While the present study suggests that elevated PHR may impair cognition, it does not imply that higher levels of HDL-C and lower PLT counts are invariably beneficial. It is important to note that excessively high levels of HDL-C may lead to disruptions in cholesterol transport and metabolism, potentially affecting cholesterol homeostasis within the central nervous system and resulting in neuronal dysfunction and a decline in cognitive abilities [49]. Elevated levels of HDL-C are linked to a higher likelihood of acquiring AD and any dementia in individuals [50]. Studies have shown that long-term increases in HDL-C are associated with the risk of developing cognitive decline and memory loss, and that there is an inverted U-shaped relationship between HDL-C levels and cognition, with either too high or too low HDL-C levels impairing cognition [51–53]. This suggests that excessively high HDL-C levels, likewise, impair cognition. Although high PLT counts impair cognition, low PLT counts are associated with coagulation disorders, spontaneous bleeding, etc. PLT promotes brain homeostasis in physiological states [54], PLT is the largest peripheral store of brain-derived neurotrophic factor (BDNF), and low levels of BDNF have been associated with poorer cognitive performance, whereas high levels of BDNF play a role in the prevention of the neurological syndromes [55–57].

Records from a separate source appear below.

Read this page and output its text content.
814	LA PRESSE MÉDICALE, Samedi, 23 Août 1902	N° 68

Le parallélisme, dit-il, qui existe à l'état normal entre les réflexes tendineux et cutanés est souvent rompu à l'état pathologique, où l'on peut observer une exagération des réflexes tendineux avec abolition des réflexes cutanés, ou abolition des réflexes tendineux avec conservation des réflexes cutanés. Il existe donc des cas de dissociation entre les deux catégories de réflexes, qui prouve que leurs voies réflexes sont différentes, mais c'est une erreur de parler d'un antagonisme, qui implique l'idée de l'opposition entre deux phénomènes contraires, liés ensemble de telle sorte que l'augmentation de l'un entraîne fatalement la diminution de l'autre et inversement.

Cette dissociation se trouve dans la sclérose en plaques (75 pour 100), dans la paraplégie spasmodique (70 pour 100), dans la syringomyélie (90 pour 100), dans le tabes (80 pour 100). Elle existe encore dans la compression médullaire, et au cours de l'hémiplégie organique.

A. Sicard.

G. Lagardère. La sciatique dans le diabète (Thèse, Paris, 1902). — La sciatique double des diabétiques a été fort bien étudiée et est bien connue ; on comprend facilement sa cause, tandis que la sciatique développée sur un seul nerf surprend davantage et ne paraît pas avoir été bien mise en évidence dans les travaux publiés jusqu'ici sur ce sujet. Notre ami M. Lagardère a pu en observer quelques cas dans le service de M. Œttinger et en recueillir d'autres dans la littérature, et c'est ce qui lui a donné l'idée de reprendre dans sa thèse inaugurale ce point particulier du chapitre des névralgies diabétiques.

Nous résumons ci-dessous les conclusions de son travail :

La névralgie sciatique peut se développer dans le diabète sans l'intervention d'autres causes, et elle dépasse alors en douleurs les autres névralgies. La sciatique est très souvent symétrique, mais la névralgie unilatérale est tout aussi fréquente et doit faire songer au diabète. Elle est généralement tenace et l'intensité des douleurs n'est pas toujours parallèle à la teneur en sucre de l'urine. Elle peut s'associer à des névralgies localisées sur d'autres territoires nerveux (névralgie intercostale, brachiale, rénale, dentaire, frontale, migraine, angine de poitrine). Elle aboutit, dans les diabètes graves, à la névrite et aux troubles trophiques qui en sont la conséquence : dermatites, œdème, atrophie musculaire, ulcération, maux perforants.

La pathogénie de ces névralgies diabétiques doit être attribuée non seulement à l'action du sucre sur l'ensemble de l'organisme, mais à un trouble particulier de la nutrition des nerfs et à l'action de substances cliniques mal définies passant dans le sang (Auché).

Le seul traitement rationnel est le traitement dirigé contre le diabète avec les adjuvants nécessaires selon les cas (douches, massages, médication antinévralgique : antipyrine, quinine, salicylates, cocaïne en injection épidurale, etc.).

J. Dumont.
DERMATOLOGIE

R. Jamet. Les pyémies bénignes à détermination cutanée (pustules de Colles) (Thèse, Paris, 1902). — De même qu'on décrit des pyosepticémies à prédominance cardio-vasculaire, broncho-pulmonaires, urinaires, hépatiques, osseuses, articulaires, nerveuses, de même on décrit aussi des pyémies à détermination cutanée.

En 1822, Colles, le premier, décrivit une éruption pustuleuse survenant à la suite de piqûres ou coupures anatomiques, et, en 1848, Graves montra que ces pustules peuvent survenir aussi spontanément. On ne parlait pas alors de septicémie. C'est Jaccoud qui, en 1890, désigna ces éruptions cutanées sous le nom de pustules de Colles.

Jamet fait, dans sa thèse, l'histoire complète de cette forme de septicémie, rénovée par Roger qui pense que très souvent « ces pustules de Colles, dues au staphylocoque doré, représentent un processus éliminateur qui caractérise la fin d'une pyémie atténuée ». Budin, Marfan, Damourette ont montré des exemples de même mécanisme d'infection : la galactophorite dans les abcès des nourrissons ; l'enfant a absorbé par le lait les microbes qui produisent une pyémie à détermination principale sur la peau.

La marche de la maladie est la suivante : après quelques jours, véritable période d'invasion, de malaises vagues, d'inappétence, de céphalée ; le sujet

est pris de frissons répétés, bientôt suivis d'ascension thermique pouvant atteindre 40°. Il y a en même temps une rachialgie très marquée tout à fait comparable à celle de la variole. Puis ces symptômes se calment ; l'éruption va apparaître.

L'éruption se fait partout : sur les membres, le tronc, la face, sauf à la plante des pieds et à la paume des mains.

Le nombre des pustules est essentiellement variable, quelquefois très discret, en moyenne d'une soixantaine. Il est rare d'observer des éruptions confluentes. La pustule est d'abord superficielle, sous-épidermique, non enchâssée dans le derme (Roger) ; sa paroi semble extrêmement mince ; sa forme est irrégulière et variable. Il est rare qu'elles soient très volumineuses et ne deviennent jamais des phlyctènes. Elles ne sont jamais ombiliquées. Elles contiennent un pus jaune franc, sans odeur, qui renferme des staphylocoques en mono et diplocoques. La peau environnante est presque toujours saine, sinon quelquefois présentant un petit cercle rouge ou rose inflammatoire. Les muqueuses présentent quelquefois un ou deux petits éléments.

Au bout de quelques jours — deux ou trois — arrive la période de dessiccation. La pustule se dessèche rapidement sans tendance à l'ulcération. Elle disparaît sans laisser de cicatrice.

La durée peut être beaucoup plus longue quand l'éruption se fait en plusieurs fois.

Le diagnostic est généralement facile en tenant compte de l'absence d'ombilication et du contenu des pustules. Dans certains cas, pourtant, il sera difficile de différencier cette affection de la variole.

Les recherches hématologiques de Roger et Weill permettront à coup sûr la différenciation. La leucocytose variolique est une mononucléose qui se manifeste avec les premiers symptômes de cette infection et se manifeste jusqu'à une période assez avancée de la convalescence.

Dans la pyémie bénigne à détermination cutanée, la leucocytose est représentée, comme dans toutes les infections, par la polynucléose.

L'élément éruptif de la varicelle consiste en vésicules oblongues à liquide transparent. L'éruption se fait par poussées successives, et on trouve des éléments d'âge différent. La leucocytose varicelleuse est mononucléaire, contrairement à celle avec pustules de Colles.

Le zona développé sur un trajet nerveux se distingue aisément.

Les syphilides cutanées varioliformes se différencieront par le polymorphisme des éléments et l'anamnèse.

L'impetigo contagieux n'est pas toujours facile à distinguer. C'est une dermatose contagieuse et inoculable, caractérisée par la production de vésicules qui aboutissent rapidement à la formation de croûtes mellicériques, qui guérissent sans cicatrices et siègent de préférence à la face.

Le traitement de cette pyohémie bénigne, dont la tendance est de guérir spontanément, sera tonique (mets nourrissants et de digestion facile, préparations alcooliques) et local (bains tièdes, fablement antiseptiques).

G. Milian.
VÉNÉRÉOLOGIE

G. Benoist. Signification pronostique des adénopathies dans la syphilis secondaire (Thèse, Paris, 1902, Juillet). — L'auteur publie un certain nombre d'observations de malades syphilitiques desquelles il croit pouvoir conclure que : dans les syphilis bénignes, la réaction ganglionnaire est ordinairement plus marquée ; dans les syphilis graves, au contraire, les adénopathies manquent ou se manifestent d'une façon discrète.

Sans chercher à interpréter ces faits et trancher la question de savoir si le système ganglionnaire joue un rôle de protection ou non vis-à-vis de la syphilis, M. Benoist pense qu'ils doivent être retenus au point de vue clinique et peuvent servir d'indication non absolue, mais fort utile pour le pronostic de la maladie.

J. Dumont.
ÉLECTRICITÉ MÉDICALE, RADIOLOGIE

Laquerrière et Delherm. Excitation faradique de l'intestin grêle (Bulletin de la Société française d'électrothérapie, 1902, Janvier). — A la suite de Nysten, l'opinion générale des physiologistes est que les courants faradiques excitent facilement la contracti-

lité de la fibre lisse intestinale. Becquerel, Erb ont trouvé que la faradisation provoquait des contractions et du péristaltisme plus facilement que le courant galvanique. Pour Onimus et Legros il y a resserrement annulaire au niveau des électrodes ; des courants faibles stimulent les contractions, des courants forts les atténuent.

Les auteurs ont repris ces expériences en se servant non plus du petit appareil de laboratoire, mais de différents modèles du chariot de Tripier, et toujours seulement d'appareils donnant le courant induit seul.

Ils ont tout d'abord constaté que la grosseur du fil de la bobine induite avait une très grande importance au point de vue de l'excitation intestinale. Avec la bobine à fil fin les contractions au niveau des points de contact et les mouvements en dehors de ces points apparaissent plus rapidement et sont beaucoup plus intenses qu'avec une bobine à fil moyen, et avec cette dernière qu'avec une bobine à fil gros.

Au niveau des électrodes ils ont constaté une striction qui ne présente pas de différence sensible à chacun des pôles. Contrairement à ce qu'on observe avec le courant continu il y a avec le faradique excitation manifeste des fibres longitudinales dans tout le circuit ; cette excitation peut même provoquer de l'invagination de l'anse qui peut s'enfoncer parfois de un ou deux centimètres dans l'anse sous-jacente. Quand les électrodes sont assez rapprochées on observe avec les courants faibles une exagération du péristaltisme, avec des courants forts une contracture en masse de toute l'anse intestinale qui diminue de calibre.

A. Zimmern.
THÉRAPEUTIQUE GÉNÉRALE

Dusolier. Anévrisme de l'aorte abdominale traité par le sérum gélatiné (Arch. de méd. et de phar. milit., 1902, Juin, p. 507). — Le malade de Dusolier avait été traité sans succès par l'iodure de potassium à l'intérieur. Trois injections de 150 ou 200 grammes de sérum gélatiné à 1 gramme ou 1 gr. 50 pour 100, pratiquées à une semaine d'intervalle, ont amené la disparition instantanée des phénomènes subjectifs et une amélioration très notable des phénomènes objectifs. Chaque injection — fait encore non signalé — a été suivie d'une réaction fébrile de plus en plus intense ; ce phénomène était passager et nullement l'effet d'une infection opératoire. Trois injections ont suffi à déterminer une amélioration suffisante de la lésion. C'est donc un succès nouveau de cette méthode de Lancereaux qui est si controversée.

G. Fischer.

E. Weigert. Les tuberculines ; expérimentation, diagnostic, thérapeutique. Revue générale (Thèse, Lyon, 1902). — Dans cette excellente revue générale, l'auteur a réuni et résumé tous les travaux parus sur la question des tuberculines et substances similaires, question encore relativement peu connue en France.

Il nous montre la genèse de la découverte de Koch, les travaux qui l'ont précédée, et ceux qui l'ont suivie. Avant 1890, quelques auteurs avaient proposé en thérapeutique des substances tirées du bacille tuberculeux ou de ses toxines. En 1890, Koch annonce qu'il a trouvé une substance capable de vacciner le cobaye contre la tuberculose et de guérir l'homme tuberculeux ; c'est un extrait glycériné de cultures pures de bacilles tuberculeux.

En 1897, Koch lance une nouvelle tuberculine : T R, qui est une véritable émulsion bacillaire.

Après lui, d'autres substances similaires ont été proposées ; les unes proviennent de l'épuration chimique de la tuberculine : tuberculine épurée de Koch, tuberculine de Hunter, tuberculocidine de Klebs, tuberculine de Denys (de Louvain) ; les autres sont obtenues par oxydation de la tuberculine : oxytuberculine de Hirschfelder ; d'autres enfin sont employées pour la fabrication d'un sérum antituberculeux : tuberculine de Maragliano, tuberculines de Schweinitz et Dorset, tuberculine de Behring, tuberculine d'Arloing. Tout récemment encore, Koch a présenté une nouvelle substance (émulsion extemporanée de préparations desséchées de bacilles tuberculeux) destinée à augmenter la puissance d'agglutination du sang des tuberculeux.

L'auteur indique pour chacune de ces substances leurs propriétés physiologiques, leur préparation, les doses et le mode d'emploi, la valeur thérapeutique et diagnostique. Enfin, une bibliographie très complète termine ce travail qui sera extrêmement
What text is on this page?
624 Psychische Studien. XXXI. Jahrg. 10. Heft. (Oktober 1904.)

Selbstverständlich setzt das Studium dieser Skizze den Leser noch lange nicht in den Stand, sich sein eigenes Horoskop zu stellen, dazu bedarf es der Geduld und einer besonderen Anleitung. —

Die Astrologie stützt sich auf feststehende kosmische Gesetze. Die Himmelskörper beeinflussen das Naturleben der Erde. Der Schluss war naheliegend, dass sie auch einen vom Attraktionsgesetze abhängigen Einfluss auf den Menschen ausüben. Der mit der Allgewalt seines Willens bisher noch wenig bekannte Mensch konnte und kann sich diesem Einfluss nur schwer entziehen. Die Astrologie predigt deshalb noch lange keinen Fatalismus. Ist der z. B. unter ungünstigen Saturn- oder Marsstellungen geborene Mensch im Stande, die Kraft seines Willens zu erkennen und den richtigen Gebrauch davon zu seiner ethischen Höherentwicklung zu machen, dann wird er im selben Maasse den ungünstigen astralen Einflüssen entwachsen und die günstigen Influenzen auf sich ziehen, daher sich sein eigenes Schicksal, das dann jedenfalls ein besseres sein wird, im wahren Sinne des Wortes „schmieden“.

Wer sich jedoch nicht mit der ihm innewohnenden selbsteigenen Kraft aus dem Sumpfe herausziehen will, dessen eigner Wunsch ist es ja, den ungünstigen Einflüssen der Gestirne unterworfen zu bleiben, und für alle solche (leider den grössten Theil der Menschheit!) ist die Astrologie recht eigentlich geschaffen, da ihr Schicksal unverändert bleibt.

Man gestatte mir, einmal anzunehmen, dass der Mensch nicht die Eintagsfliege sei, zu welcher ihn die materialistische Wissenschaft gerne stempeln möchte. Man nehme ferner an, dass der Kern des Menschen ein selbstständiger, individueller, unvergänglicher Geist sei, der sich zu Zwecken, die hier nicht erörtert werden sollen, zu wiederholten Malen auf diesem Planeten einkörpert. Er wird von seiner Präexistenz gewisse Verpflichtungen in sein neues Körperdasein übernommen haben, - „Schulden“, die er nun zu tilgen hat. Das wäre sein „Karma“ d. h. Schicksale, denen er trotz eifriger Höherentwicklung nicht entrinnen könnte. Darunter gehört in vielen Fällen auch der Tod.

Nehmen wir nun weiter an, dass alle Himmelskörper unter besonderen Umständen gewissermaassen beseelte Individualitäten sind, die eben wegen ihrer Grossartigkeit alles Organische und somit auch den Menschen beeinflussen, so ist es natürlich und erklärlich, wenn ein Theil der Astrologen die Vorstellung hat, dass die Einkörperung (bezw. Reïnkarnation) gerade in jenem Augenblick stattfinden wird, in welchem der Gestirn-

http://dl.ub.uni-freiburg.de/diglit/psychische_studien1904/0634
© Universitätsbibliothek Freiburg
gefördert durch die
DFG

The findings of this study emphasize the possibility of PHR as a potential biomarker for assessing the risk of cognitive impairment, especially when PHR levels are high. The results of the stratified analysis also confirmed that there was a positive association between PHR and cognitive impairment in both unused populations, especially in the stroke population, which may be due to the fact that both high PLT count and low HDL-C are risk factors for cardiovascular disease [37, 58]. However, the study's cross-sectional design limits inferences of causality, and the sample was limited to an older American population, which may affect the generalizability of the results. Future studies should adopt a longitudinal design to expand the sample and explore the interactions among PHR, PLT, and HDL-C and their specific mechanisms of influence on cognitive function. In addition, studies should consider including additional biomarkers and environmental factors to more fully understand the complexity of cognitive decline. Through these efforts, we hope to provide more effective strategies for the prevention and treatment of cognitive impairment.